Annie Lacroix-Riz: Aux origines du carcan européen (1900-1960)
"Annie Lacroix-Riz fait penser à Eric Hobsbawm le géant anglais de l’histoire, spécialiste des nations et du nationalisme. Un exemple : en 1994 ce savant écrit « L’Age des extrêmes », un livre qui vous cloue à la vérité, sans doute comme Archimède à l’instant de crier « Eureka ». Pour Hobsbawm, le XXe siècle n’a pas duré cent ans mais rien que soixante quinze, de 1914 à 1991. Avant la « Grande guerre », le XIX e achève son temps en piétinant son successeur, et après la « Guerre du Golfe », le XXIe est déjà à l’appel. L’historien anglais est fâché avec les calendriers même s’il a sa façon de les remettre à jour. Et qu’est-il arrivé à ce bouquin qu’on doit toujours tenir dans sa valise en cas d’exode ? En France rien. Il a fallu que Le Monde Diplomatique se mobilise pour qu’Hobsbawm soit traduit et édité par Complexe. A Paris, la camarilla qui tient la publication des livres d’histoire n’entendait pas livrer le point de vue de ce britannique. Pour eux disqualifié puisque marxiste, donc paléo et forcément complice du Goulag.

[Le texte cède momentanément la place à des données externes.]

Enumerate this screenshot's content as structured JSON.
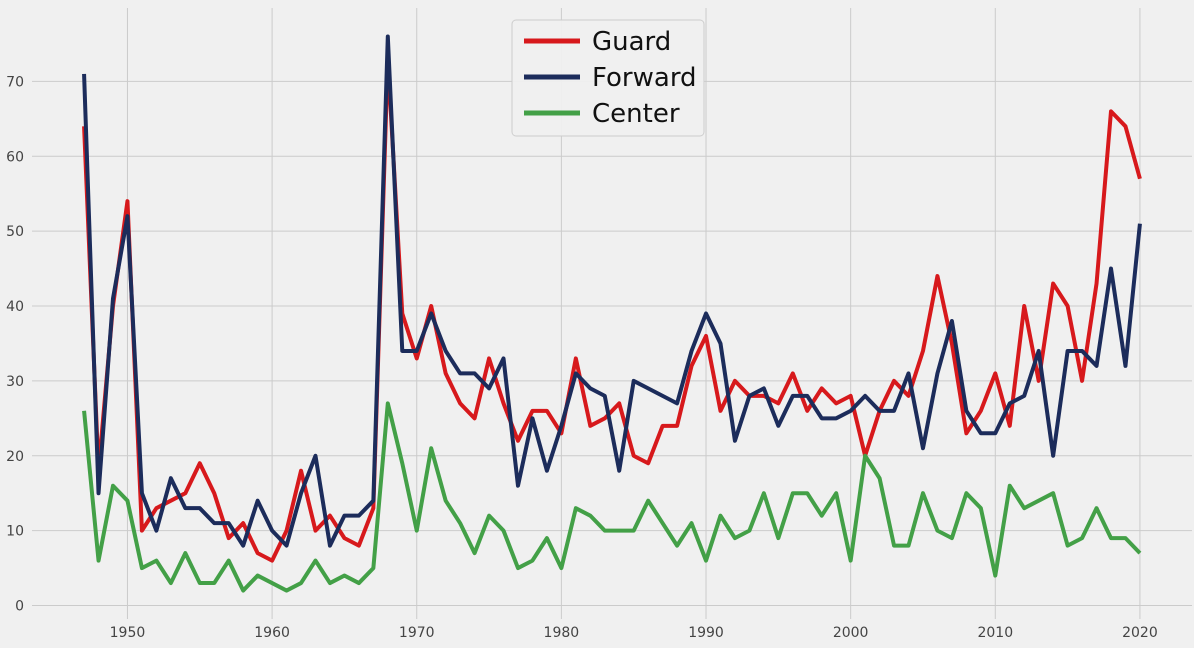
{
  "chart_data": {
    "type": "line",
    "title": "",
    "xlabel": "",
    "ylabel": "",
    "xlim": [
      1943.4,
      2023.6
    ],
    "ylim": [
      -1.8,
      79.8
    ],
    "xticks": [
      1950,
      1960,
      1970,
      1980,
      1990,
      2000,
      2010,
      2020
    ],
    "yticks": [
      0,
      10,
      20,
      30,
      40,
      50,
      60,
      70
    ],
    "grid": true,
    "legend_position": "top-center",
    "x": [
      1947,
      1948,
      1949,
      1950,
      1951,
      1952,
      1953,
      1954,
      1955,
      1956,
      1957,
      1958,
      1959,
      1960,
      1961,
      1962,
      1963,
      1964,
      1965,
      1966,
      1967,
      1968,
      1969,
      1970,
      1971,
      1972,
      1973,
      1974,
      1975,
      1976,
      1977,
      1978,
      1979,
      1980,
      1981,
      1982,
      1983,
      1984,
      1985,
      1986,
      1987,
      1988,
      1989,
      1990,
      1991,
      1992,
      1993,
      1994,
      1995,
      1996,
      1997,
      1998,
      1999,
      2000,
      2001,
      2002,
      2003,
      2004,
      2005,
      2006,
      2007,
      2008,
      2009,
      2010,
      2011,
      2012,
      2013,
      2014,
      2015,
      2016,
      2017,
      2018,
      2019,
      2020
    ],
    "series": [
      {
        "name": "Guard",
        "color": "#d7191c",
        "values": [
          64,
          18,
          40,
          54,
          10,
          13,
          14,
          15,
          19,
          15,
          9,
          11,
          7,
          6,
          10,
          18,
          10,
          12,
          9,
          8,
          13,
          73,
          39,
          33,
          40,
          31,
          27,
          25,
          33,
          27,
          22,
          26,
          26,
          23,
          33,
          24,
          25,
          27,
          20,
          19,
          24,
          24,
          32,
          36,
          26,
          30,
          28,
          28,
          27,
          31,
          26,
          29,
          27,
          28,
          20,
          26,
          30,
          28,
          34,
          44,
          35,
          23,
          26,
          31,
          24,
          40,
          30,
          43,
          40,
          30,
          43,
          66,
          64,
          57
        ]
      },
      {
        "name": "Forward",
        "color": "#1c2c5b",
        "values": [
          71,
          15,
          41,
          52,
          15,
          10,
          17,
          13,
          13,
          11,
          11,
          8,
          14,
          10,
          8,
          15,
          20,
          8,
          12,
          12,
          14,
          76,
          34,
          34,
          39,
          34,
          31,
          31,
          29,
          33,
          16,
          25,
          18,
          24,
          31,
          29,
          28,
          18,
          30,
          29,
          28,
          27,
          34,
          39,
          35,
          22,
          28,
          29,
          24,
          28,
          28,
          25,
          25,
          26,
          28,
          26,
          26,
          31,
          21,
          31,
          38,
          26,
          23,
          23,
          27,
          28,
          34,
          20,
          34,
          34,
          32,
          45,
          32,
          51
        ]
      },
      {
        "name": "Center",
        "color": "#43a047",
        "values": [
          26,
          6,
          16,
          14,
          5,
          6,
          3,
          7,
          3,
          3,
          6,
          2,
          4,
          3,
          2,
          3,
          6,
          3,
          4,
          3,
          5,
          27,
          19,
          10,
          21,
          14,
          11,
          7,
          12,
          10,
          5,
          6,
          9,
          5,
          13,
          12,
          10,
          10,
          10,
          14,
          11,
          8,
          11,
          6,
          12,
          9,
          10,
          15,
          9,
          15,
          15,
          12,
          15,
          6,
          20,
          17,
          8,
          8,
          15,
          10,
          9,
          15,
          13,
          4,
          16,
          13,
          14,
          15,
          8,
          9,
          13,
          9,
          9,
          7
        ]
      }
    ]
  }
}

Annie Lacroix-Riz vit la même aventure au sein même d’une « communauté » réduite au caquet, celle de nos historiens officiels qui écrivent leurs œuvres en direct à la télévision, assis sur les genoux de BHL. En général ils ont un passé de durs militants du PCF et, comme tous les convertis, sont devenus des Savonarole. Tant pis, la chercheuse a une bonne réputation sur le reste de la planète et chez les anglo-saxons, même auprès de ses confrères les plus réacs. Ce que ces chercheurs apprécient c’est la capacité de travail de cette dame qui mange un sandwich dans les archives et finit par y dormir. Elle lit tout dans toutes les langues, avec Lacroix-Riz nous sommes dans la brutalité des faits, ses citations font des ses lecteurs les témoins de l’histoire.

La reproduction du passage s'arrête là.